En las semanas previas al cierre, los empleados enfrentaron paros técnicos y posteriormente fueron llamados a firmar su finiquito. El grupo final de cerca de 190 trabajadores concluye oficialmente sus labores este viernes, sumándose a los cientos de operadores que ya habían salido de la empresa en meses anteriores.
El edificio que ocupaba Sistema de Arneses K&S quedará vacío y disponible para futuros proyectos. Aunque el contrato de arrendamiento vigente expira en marzo de 2025, se espera que una nueva empresa tome el control antes de esa fecha, brindando una esperanza para la generación de nuevos empleos en la región del Altiplano Potosino.

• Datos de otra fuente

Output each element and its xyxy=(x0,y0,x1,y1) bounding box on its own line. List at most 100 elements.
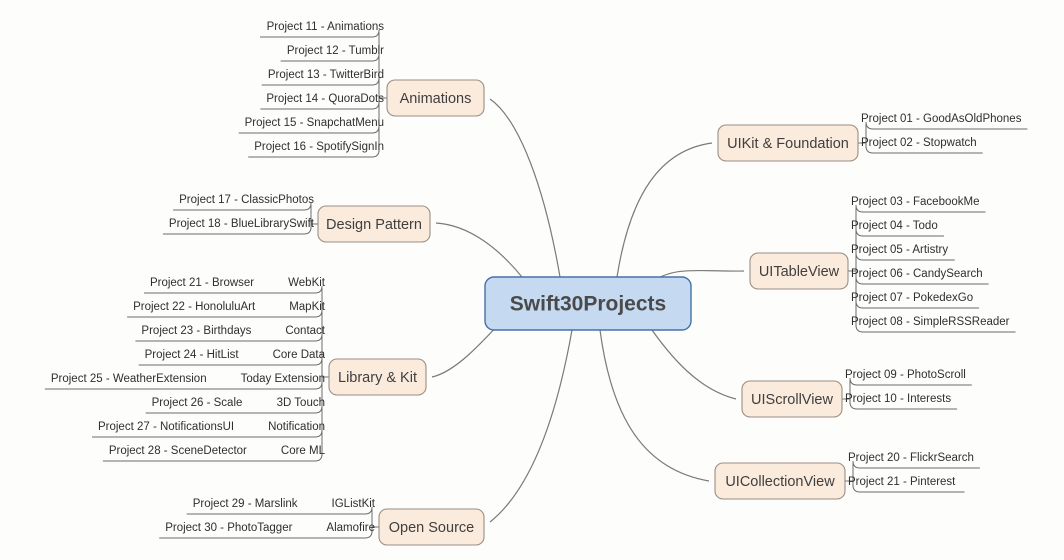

El impacto del cierre ha sido significativo, no solo para los empleados despedidos, sino también para sus familias y la comunidad local. Muchos exempleados esperan ser reubicados en empresas de la zona industrial, mientras otros buscarán nuevos retos laborales.
Alma Martínez, representante del sindicato CTM, señaló que están trabajando para que una parte de los exempleados pueda integrarse a Draexlmaier, otra maquiladora de la región que tiene operaciones similares a las de Arneses. Mientras tanto, cientos de familias comienzan un nuevo capítulo en busca de oportunidades laborales que les permitan superar este difícil momento.
El cierre de Sistema de Arneses K&S representa un golpe significativo para la economía de Matehuala, dejando un vacío tanto en el ámbito laboral como en el industrial. Sin embargo, también plantea el desafío y la oportunidad de reactivar el desarrollo económico en la región mediante la atracción de nuevas empresas y la creación de empleos que permitan a las familias afectadas recuperar su estabilidad.